Speaker
Description
A deeper understanding of the nucleon structure can be achieved through the study of Generalized Parton Distributions (GPDs).
The particularity of GPDs is that they convey an image of the nucleon structure where the longitudinal momentum and the
transverse spatial position of the partons inside the nucleon are correlated. Moreover, GPDs allow the quantification,
via Ji's sum rule, of the contribution of the orbital angular momentum of the quarks to the nucleon spin, important
to the understanding of the origins of the nucleon spin. Deeply Virtual Compton scattering (DVCS), the electroproduction of a
real photon off the nucleon at the quark level, is the golden process directly interpretable in terms of GPDs of the nucleon.
The GPDs are accessed in DVCS mainly through the measurements of single- or double- spin asymmetries. Combining measurements
of asymmetries from DVCS experiments on both the neutron and the proton will allow performing the flavor separation of relevant
quark GPDs via linear combinations of proton and neutron GPDs.
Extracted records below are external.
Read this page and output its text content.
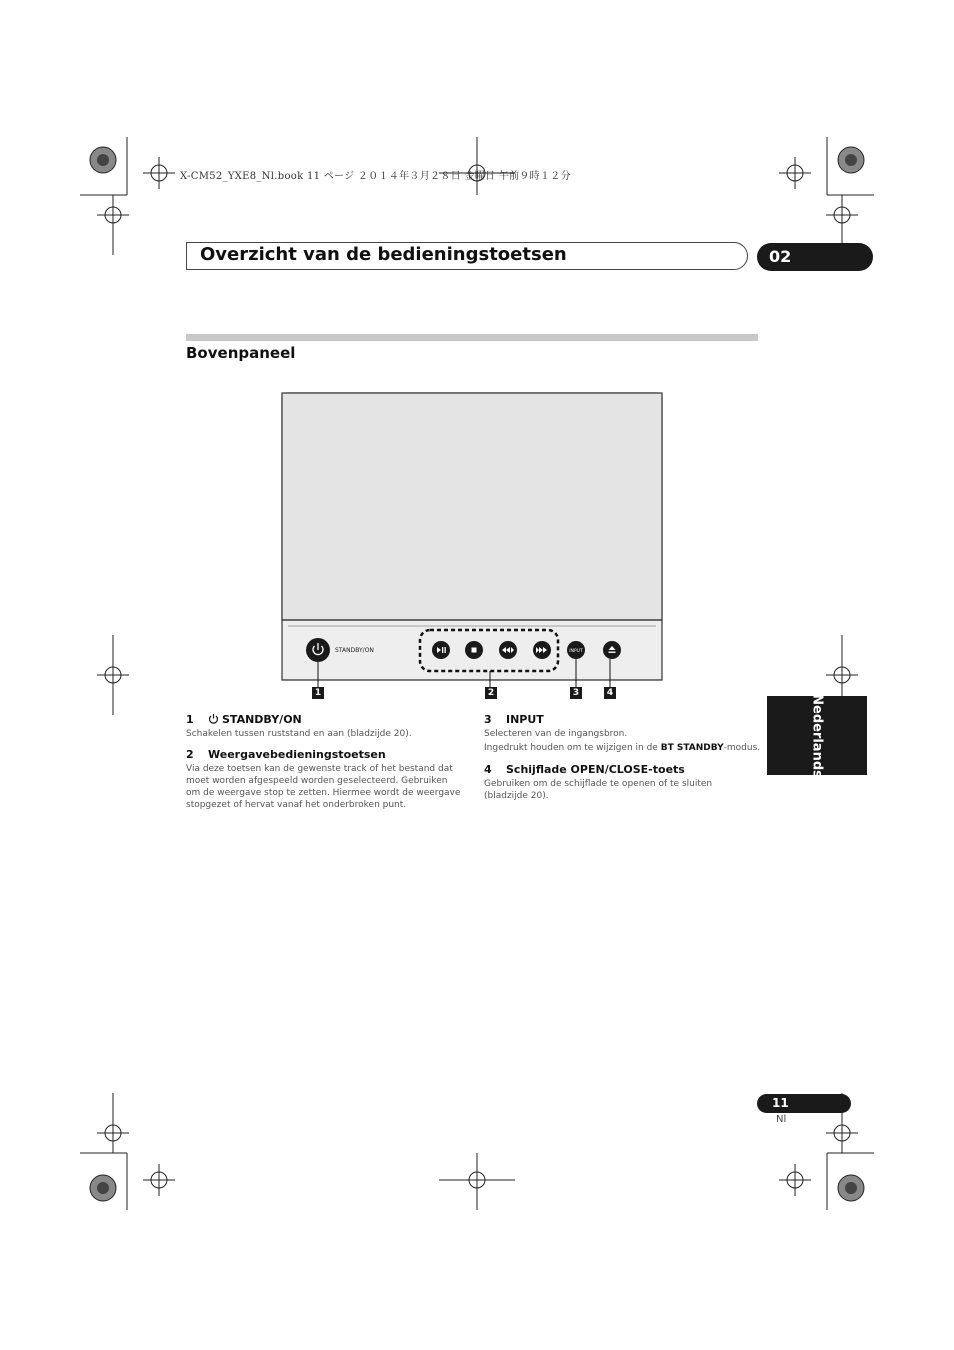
X-CM52_YXE8_Nl.book 11 ページ ２０１４年３月２８日 金曜日 午前９時１２分
Overzicht van de bedieningstoetsen	02
Bovenpaneel
STANDBY/ON	INPUT
1	2	3	4
1	STANDBY/ON
Schakelen tussen ruststand en aan (bladzijde 20).
2 Weergavebedieningstoetsen
Via deze toetsen kan de gewenste track of het bestand dat moet worden afgespeeld worden geselecteerd. Gebruiken om de weergave stop te zetten. Hiermee wordt de weergave stopgezet of hervat vanaf het onderbroken punt.
3 INPUT
Selecteren van de ingangsbron.
Ingedrukt houden om te wijzigen in de BT STANDBY-modus.
4 Schijflade OPEN/CLOSE-toets
Gebruiken om de schijflade te openen of te sluiten (bladzijde 20).
Nederlands
11
Nl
This talk will mainly focus on recent DVCS off the neutron from
deuterium measurement from the CLAS12 experiment at Jefferson Lab with the upgraded ~11 GeV CEBAF polarized electron beam.
This process emphasizes mainly, in the kinematic range covered at Jefferson Lab, the access to the GPD E of the neutron which
is the least constraind GPD up till now. Details on the data analysis along with preliminary results on Beam Spin Asymmetries will be
presented.